The format of resits will be determined by the Board of Examiners
|Essay||2||M||20||Landscape appreciation in UK - 2000 words|
|Written exercise||2||A||30||Proposal brief for a Our Heritage application - max 1500 words|
|Report||2||M||25||Field class exercise (with alternative literature-based exercise on landscape description if field class not attended)|
|Report||2||M||25||Field class exercise (with alternative literature based exerciose on National Park designation if field class not attended)|
Assessment Rationale And Relationship
100% Continuous Assessment: one essay (20%) set second week of term with three week return date, a group exercise on heritage management (30%) set in fifth week of term, plus two field-class exercises (2 x 25%) one set before the Easter vacation and one after.

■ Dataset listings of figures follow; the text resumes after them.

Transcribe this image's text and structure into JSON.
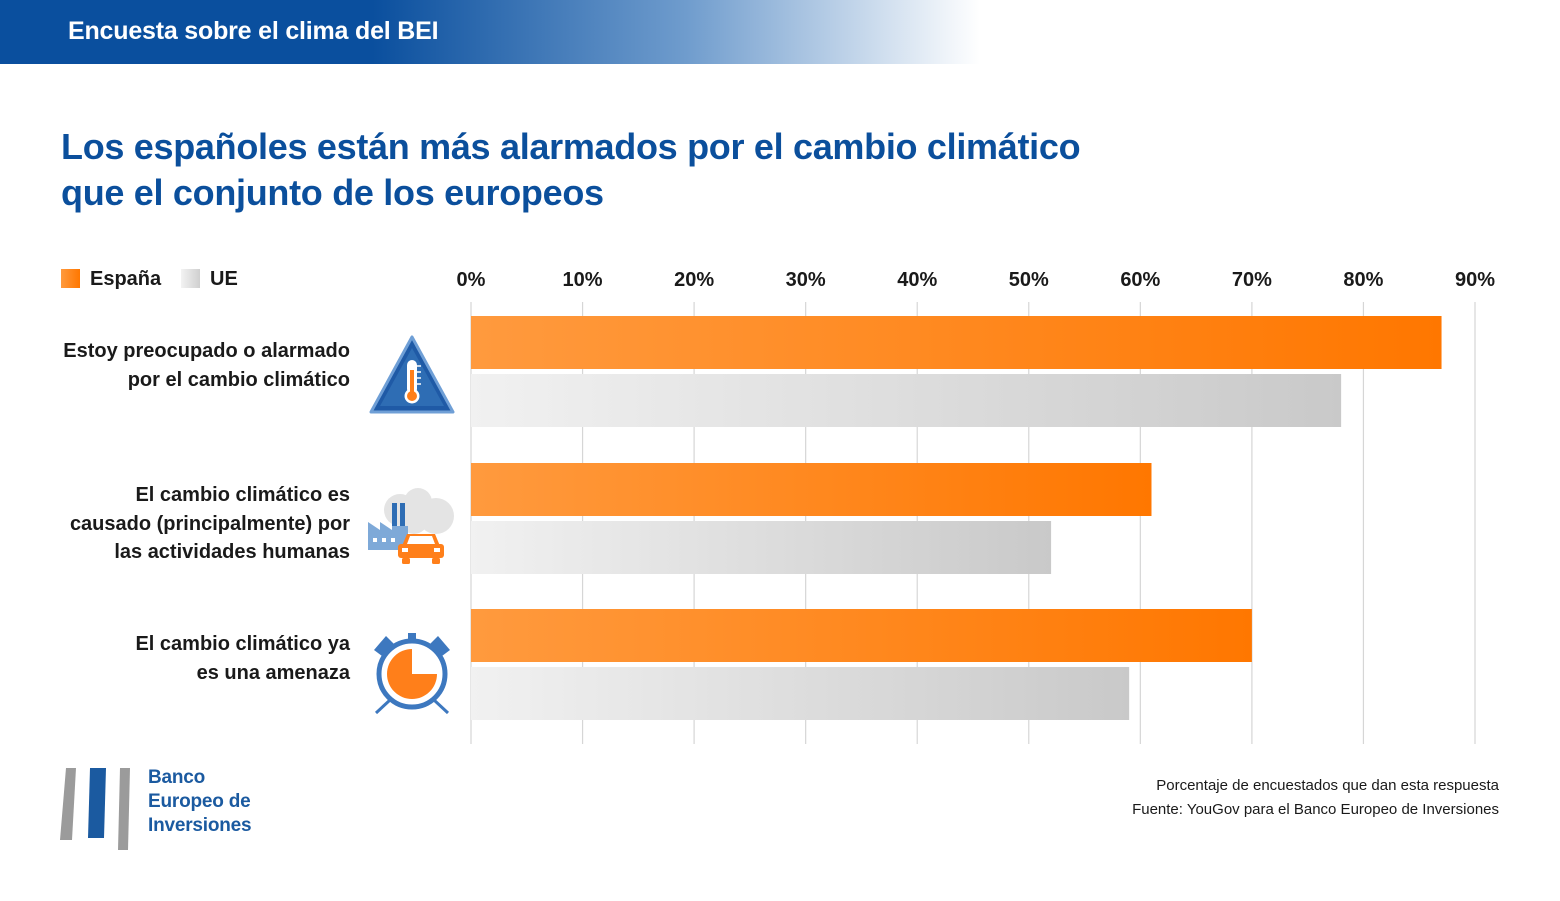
{
  "banner": {
    "title": "Encuesta sobre el clima del BEI"
  },
  "headline": {
    "line1": "Los españoles están más alarmados por el cambio climático",
    "line2": "que el conjunto de los europeos"
  },
  "colors": {
    "banner": "#0a4f9e",
    "headline": "#0b4f9c",
    "spain_bar_start": "#ff9a3e",
    "spain_bar_end": "#ff7700",
    "eu_bar_start": "#f1f1f1",
    "eu_bar_end": "#c9c9c9",
    "icon_blue": "#2e6db4",
    "icon_orange": "#ff7f1a",
    "gridline": "#d6d6d6"
  },
  "categories_meta": [
    {
      "lines": [
        "Estoy preocupado o alarmado",
        "por el cambio climático"
      ],
      "icon": "thermometer-warning-icon"
    },
    {
      "lines": [
        "El cambio climático es",
        "causado (principalmente) por",
        "las actividades humanas"
      ],
      "icon": "factory-car-pollution-icon"
    },
    {
      "lines": [
        "El cambio climático ya",
        "es una amenaza"
      ],
      "icon": "alarm-clock-icon"
    }
  ],
  "chart_data": {
    "type": "bar",
    "orientation": "horizontal",
    "categories": [
      "Estoy preocupado o alarmado por el cambio climático",
      "El cambio climático es causado (principalmente) por las actividades humanas",
      "El cambio climático ya es una amenaza"
    ],
    "series": [
      {
        "name": "España",
        "values": [
          87,
          61,
          70
        ]
      },
      {
        "name": "UE",
        "values": [
          78,
          52,
          59
        ]
      }
    ],
    "xlim": [
      0,
      90
    ],
    "ticks": [
      0,
      10,
      20,
      30,
      40,
      50,
      60,
      70,
      80,
      90
    ],
    "tick_labels": [
      "0%",
      "10%",
      "20%",
      "30%",
      "40%",
      "50%",
      "60%",
      "70%",
      "80%",
      "90%"
    ],
    "tick_position": "top",
    "grid": true,
    "legend": "top-left"
  },
  "logo": {
    "line1": "Banco",
    "line2": "Europeo de",
    "line3": "Inversiones"
  },
  "footnote": {
    "line1": "Porcentaje de encuestados que dan esta respuesta",
    "line2": "Fuente: YouGov para el Banco Europeo de Inversiones"
  }
}
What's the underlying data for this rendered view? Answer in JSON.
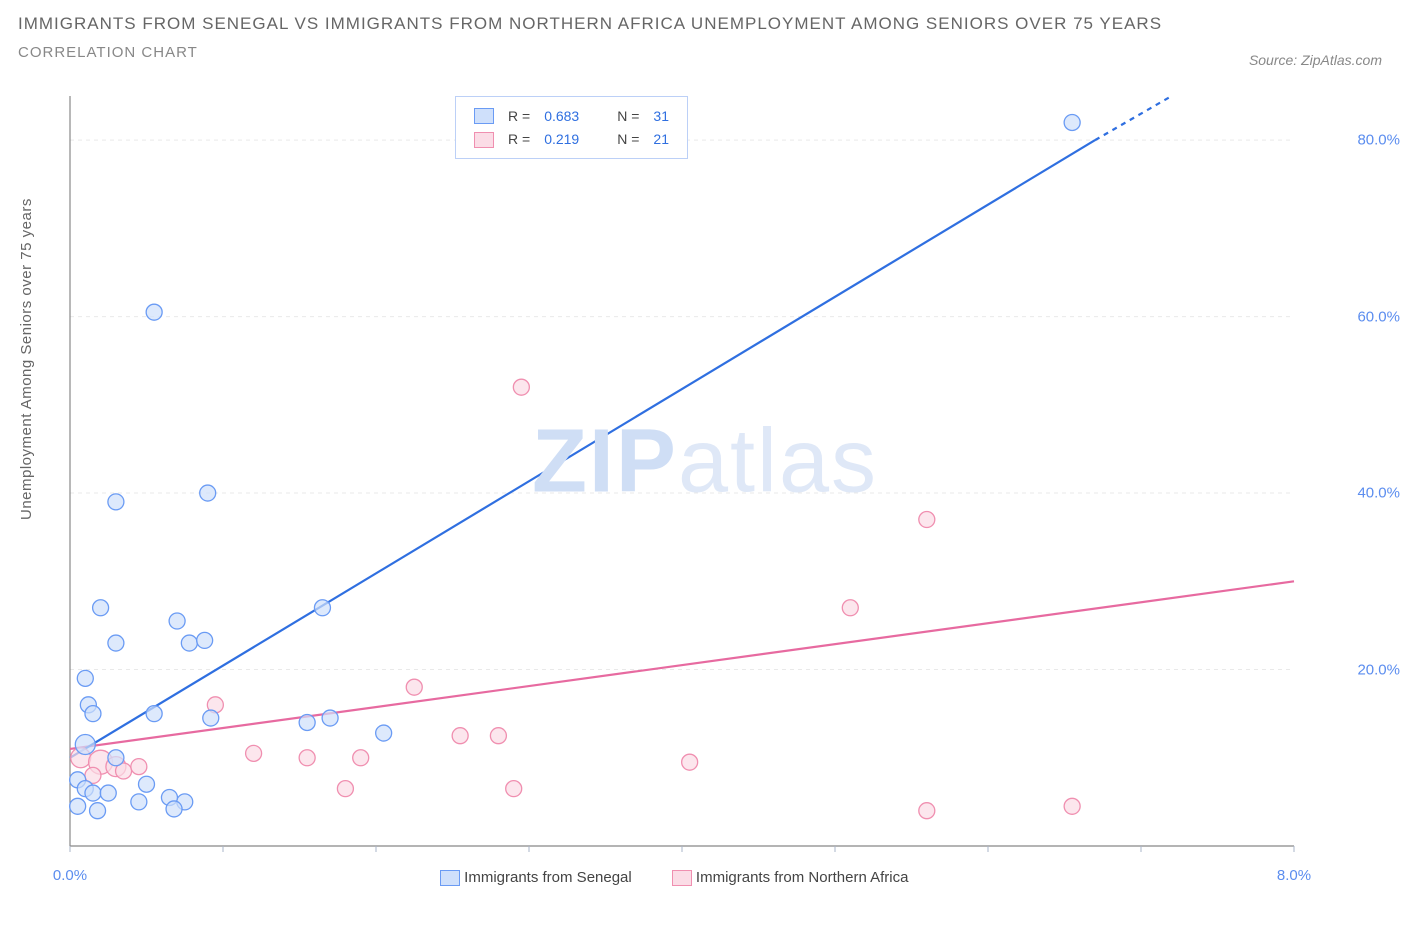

The initial essay tests students' understanding of society's developing interest in landscape and heritage. Landscape and environmental impact assessments require practical skills as well as theoretical knowledge, therefore the field exercises test students' ability to apply the material from the course in a practical context linked to the designation of National Parks and AONBs. The heritage management exercise allows students to examine a local management problem in-depth and come up with a practical proposal for its solution. These latter exercises provide students with an opportunity to communicate their understanding of the underlying theories of assessment and heritage management and their appreciation of the practical importance of these subjects in the maintenance of landscape character.